Knock or straight gin, she had wanted to know.
So they had sat down to play, over the oilclothed kitchen table. He liked Lotte a lot. She was a sweet child, and extremely pretty. All that black hair, done up in a high intricate style.
That went on for a long time, the timeless time of just playing, and the two of them smiling at one another. Until Punky decided to tell her things, and say what he had learned that night, and what was in his heart.
She listened, and was polite. She did not interrupt. And this is what Punky Sorokin said…
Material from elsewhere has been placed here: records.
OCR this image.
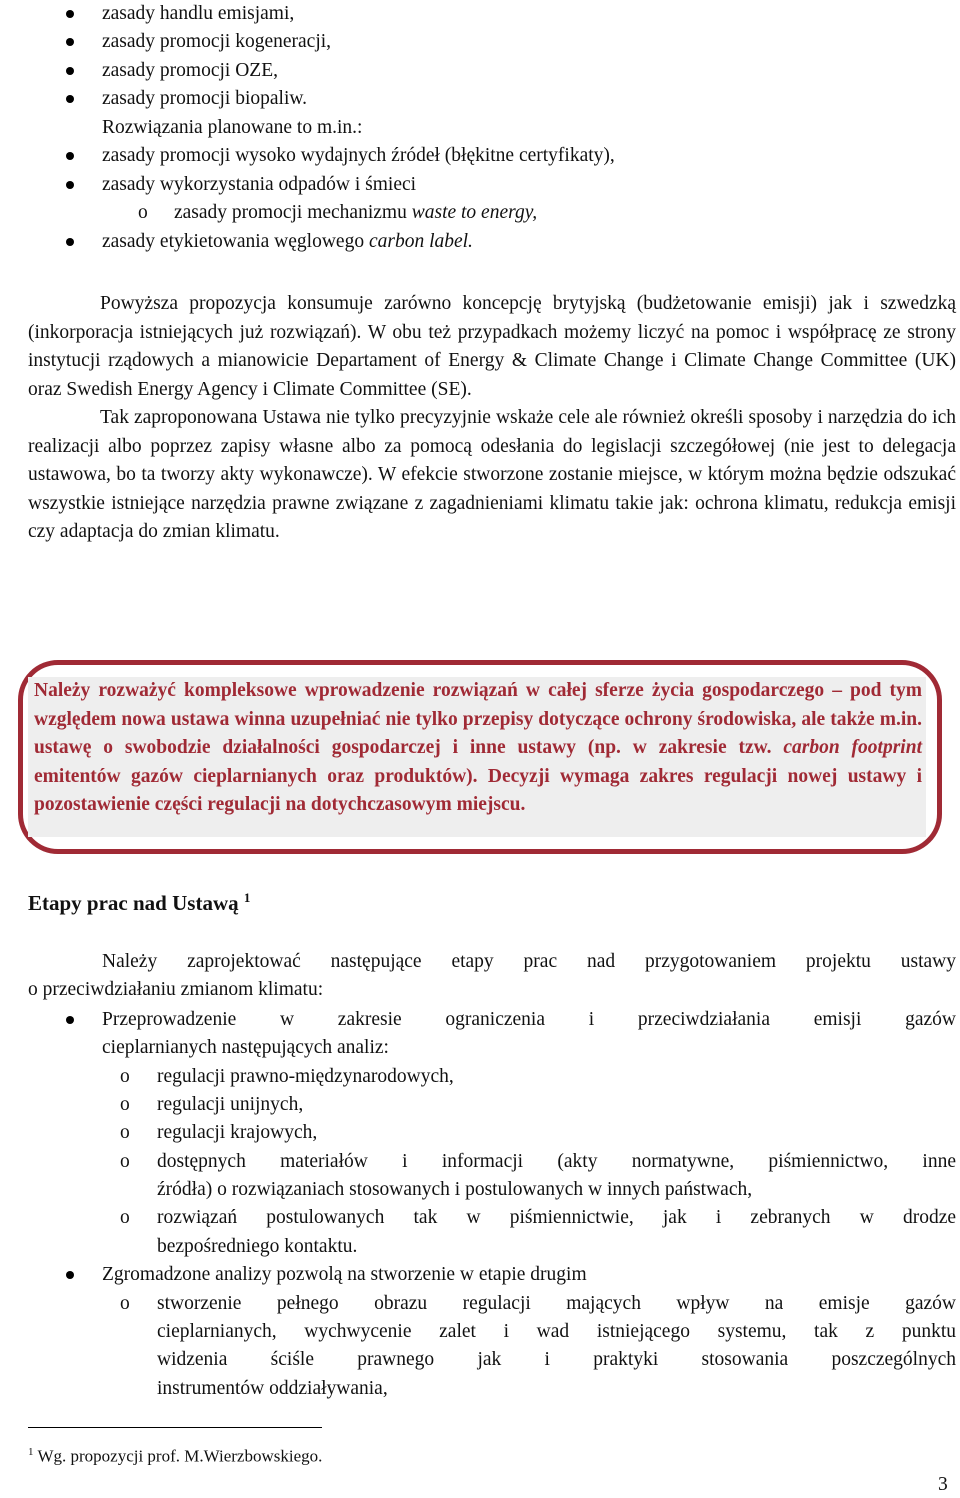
zasady handlu emisjami,
zasady promocji kogeneracji,
zasady promocji OZE,
zasady promocji biopaliw.
Rozwiązania planowane to m.in.:
zasady promocji wysoko wydajnych źródeł (błękitne certyfikaty),
zasady wykorzystania odpadów i śmieci
o zasady promocji mechanizmu waste to energy,
zasady etykietowania węglowego carbon label.

Powyższa propozycja konsumuje zarówno koncepcję brytyjską (budżetowanie emisji) jak i szwedzką (inkorporacja istniejących już rozwiązań). W obu też przypadkach możemy liczyć na pomoc i współpracę ze strony instytucji rządowych a mianowicie Departament of Energy & Climate Change i Climate Change Committee (UK) oraz Swedish Energy Agency i Climate Committee (SE).

Tak zaproponowana Ustawa nie tylko precyzyjnie wskaże cele ale również określi sposoby i narzędzia do ich realizacji albo poprzez zapisy własne albo za pomocą odesłania do legislacji szczegółowej (nie jest to delegacja ustawowa, bo ta tworzy akty wykonawcze). W efekcie stworzone zostanie miejsce, w którym można będzie odszukać wszystkie istniejące narzędzia prawne związane z zagadnieniami klimatu takie jak: ochrona klimatu, redukcja emisji czy adaptacja do zmian klimatu.

Należy rozważyć kompleksowe wprowadzenie rozwiązań w całej sferze życia gospodarczego – pod tym względem nowa ustawa winna uzupełniać nie tylko przepisy dotyczące ochrony środowiska, ale także m.in. ustawę o swobodzie działalności gospodarczej i inne ustawy (np. w zakresie tzw. carbon footprint emitentów gazów cieplarnianych oraz produktów). Decyzji wymaga zakres regulacji nowej ustawy i pozostawienie części regulacji na dotychczasowym miejscu.
Etapy prac nad Ustawą $^1$
Należy zaprojektować następujące etapy prac nad przygotowaniem projektu ustawy
o przeciwdziałaniu zmianom klimatu:
Przeprowadzenie w zakresie ograniczenia i przeciwdziałania emisji gazów
cieplarnianych następujących analiz:
o regulacji prawno-międzynarodowych,
o regulacji unijnych,
o regulacji krajowych,
o dostępnych materiałów i informacji (akty normatywne, piśmiennictwo, inne
źródła) o rozwiązaniach stosowanych i postulowanych w innych państwach,
o rozwiązań postulowanych tak w piśmiennictwie, jak i zebranych w drodze
bezpośredniego kontaktu.
Zgromadzone analizy pozwolą na stworzenie w etapie drugim
o stworzenie pełnego obrazu regulacji mających wpływ na emisje gazów
cieplarnianych, wychwycenie zalet i wad istniejącego systemu, tak z punktu
widzenia ściśle prawnego jak i praktyki stosowania poszczególnych
instrumentów oddziaływania,
$^1$ Wg. propozycji prof. M.Wierzbowskiego.
3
“You see before you a man eaten by worms. Envy, hungers most men don’t even smell; lust, nameless things I want. To belong, someplace, to say what I have to say before I die, before I waste my years. All of it, pouring out of the tips of my fingers, like blood, needs. You sit here, and you live day to day and you sleep, get up, go eat, do things. But me, for me, each little thing should have been bigger, each book should have been better, all the riches, all the women, everything I want, just out beyond my reach, tormenting me. And even when I get the gold, when I get the story, when I do the movie, it still isn’t what I want, it’s something more, something bigger, something perfect. I don’t know. I look every way, up and down the world, walking through rooms like something that’s waiting for meat to come to it. I can’t name it, can’t say what it is, where I want it to come from. All I want to do, is do! At the peak of my form, at the fastest pace I can set. Running. Running till I drop. Oh, God, don’t let me die till I’ve won.”